3

So In my program I can receive strings of all kinds of lengths and send them on their way to get translated. If those strings are of a certain character length I receive an error, so I want to check & split those strings if necessary before that. BUT I can't just split the string in the middle of a word, the words themself also need to be intact & taken into account.

So for example:

let str = "this is an input example of one sentence that contains a bit of words and must be split"
let splitStringArr = [];

// If string is larger than X (for testing make it 20) characters
if(str.length > 20) {
    // Split string sentence into smaller strings, keep words intact
    //...
    // example of result would be
    // splitStringArr = ['this is an input', 'example of one sentence' 'that contains...', '...']
    // instead of ['this is an input exa' 'mple of one senten' 'ce that contains...']
}

But I'm not sure how to split a sentence and still keep into account the sentence length.

Would a solution for this be to iterate over the string, add every word to it and check every time if it is over the maximum length, otherwise start a new array index, or are there better/existing methods for this?

Sven0567
  • 315
  • 3
  • 16
  • A quick question why first splitted string is `this is an input` not `this is an input example` ? if you wanted only upto word less then `maxLength` then why `'example of one sentence` is having string length greater than 20 ? – Code Maniac Oct 02 '19 at 15:31

4 Answers4

5

You can use match and lookahead and word boundaries, |.+ to take care string at the end which are less then max length at the end

let str = "this is an input example of one sentence that contains a bit of words and must be split"

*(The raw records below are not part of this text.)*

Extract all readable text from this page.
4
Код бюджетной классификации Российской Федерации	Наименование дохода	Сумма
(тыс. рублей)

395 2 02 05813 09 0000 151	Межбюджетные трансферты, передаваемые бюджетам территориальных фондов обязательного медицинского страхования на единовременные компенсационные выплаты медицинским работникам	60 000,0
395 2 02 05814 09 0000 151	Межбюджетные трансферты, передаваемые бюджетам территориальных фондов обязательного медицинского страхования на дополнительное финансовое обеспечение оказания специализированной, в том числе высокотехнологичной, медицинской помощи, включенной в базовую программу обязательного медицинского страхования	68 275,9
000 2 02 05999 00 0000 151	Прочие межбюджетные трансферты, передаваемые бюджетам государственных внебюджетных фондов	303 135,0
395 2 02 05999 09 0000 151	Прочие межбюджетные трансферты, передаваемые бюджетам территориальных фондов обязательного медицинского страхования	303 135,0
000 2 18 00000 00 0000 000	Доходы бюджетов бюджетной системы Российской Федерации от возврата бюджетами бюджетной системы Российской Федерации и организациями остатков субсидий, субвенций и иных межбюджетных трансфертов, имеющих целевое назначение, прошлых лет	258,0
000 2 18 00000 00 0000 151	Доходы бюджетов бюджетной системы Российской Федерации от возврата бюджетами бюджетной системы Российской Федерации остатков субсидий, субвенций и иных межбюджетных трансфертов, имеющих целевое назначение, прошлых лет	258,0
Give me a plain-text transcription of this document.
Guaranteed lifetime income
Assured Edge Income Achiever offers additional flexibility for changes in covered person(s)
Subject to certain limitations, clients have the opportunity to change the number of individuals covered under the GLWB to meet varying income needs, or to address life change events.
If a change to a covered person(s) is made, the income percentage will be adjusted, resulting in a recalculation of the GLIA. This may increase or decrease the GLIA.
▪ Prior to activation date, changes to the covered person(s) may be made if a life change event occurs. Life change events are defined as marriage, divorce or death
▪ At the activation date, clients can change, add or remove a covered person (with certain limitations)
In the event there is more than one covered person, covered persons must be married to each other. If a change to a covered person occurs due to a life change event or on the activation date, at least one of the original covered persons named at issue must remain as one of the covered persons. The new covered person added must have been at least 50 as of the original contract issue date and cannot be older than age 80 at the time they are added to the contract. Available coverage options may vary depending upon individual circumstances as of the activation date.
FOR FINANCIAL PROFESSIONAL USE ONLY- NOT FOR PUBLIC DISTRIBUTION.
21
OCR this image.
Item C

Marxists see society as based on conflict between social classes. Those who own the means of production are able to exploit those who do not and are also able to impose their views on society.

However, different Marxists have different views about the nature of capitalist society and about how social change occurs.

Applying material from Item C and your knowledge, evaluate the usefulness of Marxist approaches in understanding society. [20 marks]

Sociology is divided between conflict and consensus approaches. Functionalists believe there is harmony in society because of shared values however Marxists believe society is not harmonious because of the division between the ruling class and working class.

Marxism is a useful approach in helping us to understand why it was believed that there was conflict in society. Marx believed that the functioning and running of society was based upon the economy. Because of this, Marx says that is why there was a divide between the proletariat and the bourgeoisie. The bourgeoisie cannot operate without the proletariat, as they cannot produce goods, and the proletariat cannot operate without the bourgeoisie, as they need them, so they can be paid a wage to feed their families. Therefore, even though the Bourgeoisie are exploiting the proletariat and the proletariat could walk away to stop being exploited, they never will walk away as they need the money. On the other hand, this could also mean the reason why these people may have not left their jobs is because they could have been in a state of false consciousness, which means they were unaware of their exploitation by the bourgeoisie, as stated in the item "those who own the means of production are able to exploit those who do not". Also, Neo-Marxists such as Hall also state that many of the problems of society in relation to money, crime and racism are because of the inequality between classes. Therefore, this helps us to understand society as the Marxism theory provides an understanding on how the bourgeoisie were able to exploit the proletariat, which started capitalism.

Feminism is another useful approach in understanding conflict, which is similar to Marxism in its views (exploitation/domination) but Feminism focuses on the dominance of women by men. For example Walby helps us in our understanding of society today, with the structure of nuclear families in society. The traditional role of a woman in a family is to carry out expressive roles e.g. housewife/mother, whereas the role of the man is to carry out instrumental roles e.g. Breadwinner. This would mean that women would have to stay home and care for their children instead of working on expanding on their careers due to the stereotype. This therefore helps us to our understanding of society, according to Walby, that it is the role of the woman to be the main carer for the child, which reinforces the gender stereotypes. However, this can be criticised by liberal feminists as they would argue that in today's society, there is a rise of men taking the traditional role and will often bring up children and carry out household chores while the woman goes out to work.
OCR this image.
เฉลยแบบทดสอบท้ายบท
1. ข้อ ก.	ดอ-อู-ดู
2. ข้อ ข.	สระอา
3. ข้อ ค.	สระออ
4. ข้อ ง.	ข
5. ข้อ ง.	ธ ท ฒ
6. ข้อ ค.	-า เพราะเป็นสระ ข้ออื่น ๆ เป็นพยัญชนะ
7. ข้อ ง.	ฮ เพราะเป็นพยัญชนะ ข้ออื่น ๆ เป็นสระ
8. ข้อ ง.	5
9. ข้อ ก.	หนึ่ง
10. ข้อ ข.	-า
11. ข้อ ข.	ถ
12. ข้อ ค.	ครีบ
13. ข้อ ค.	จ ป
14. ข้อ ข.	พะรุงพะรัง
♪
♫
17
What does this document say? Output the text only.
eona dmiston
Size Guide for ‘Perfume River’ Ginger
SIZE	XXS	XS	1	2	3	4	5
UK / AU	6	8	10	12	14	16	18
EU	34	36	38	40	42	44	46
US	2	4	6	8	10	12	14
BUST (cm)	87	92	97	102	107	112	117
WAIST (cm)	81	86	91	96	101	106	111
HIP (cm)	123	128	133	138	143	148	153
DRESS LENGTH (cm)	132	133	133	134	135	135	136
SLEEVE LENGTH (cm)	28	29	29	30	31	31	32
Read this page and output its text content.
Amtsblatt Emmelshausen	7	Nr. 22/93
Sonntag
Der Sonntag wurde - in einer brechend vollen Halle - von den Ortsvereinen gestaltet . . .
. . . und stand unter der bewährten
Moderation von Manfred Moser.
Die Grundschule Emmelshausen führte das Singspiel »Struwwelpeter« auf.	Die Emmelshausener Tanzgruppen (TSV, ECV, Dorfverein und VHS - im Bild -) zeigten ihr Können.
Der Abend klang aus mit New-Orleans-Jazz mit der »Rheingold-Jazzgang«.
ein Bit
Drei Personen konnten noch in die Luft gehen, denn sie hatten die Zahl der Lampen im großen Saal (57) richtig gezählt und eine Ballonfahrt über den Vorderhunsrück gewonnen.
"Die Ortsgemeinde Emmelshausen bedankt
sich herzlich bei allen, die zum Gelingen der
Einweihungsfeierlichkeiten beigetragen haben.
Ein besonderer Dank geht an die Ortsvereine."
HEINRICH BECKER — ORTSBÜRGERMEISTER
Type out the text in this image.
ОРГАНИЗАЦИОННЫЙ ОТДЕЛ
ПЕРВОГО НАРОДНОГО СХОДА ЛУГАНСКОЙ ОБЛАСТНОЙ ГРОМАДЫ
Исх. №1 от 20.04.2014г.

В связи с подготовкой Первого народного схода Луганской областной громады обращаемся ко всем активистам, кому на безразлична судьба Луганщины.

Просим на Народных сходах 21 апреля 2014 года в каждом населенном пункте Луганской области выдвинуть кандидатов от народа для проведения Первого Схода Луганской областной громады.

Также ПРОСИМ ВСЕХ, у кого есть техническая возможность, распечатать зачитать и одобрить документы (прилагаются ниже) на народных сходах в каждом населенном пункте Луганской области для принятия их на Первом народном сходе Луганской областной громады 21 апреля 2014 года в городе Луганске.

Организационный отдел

console.log(str.match(/\b[\w\s]{20,}?(?=\s)|.+$/g))
Code Maniac
  • 37,143
  • 5
  • 39
  • 60
  • If you don't want the strings which are less then maxLength only, then you can simply use `/\b[\w\s]{20,}?(?=\s)/g` – Code Maniac Oct 02 '19 at 15:18
  • That's amazing! Is there a way to update this expression to return without the leading space? So in your example it would return something like [ "this is an input example", "of one sentence that", "contains a bit of words", "and must be split" ] – dasis May 03 '22 at 08:38
  • @dasis, [here you go](https://stackoverflow.com/questions/74061458) – OfirD Oct 15 '22 at 21:56
  • What if it's a paragraph, and each sentence contains punctuation marks? For example, `this is an input, example of one sentence. that contains! a bit of words and; must be split.` – Awolad Hossain Dec 06 '22 at 05:52
5

Here's an example using reduce.

const str = "this is an input example of one sentence that contains a bit of words and must be split";

// Split up the string and use `reduce`
// to iterate over it
const temp = str.split(' ').reduce((acc, c) => {

  // Get the number of nested arrays
  const currIndex = acc.length - 1;

  // Join up the last array and get its length
  const currLen = acc[currIndex].join(' ').length;

  // If the length of that content and the new word
  // in the iteration exceeds 20 chars push the new
  // word to a new array
  if (currLen + c.length > 20) {
    acc.push([c]);

  // otherwise add it to the existing array
  } else {
    acc[currIndex].push(c);
  }

  return acc;

}, [[]]);

// Join up all the nested arrays
const out = temp.map(arr => arr.join(' '));

console.log(out);
Andy
  • 61,948
  • 13
  • 68
  • 95
2

What you are looking for is lastIndexOf

In this example, maxOkayStringLength is the max length the string can be before causing an error.

myString.lastIndexOf(/\s/,maxOkayStringLength);

-- edit --

lastIndexOf doesn't take a regex argument, but there's another post on SO that has code to do this:

Is there a version of JavaScript's String.indexOf() that allows for regular expressions?

ControlAltDel
  • 33,923
  • 10
  • 53
  • 80
2

I would suggest:

1) split string by space symbol, so we get array of words

2) starting to create string again selecting words one by one...

3) if next word makes the string exceed the maximum length we start a new string with this word

Something like this:

const splitString = (str, lineLength) => {
  const arr = ['']

  str.split(' ').forEach(word => {
    if (arr[arr.length - 1].length + word.length > lineLength) arr.push('')
    arr[arr.length - 1] += (word + ' ')
  })

  return arr.map(v => v.trim())
}
const str = "this is an input example of one sentence that contains a bit of words and must be split"
console.log(splitString(str, 20))
Dmitry Reutov
  • 2,995
  • 1
  • 5
  • 20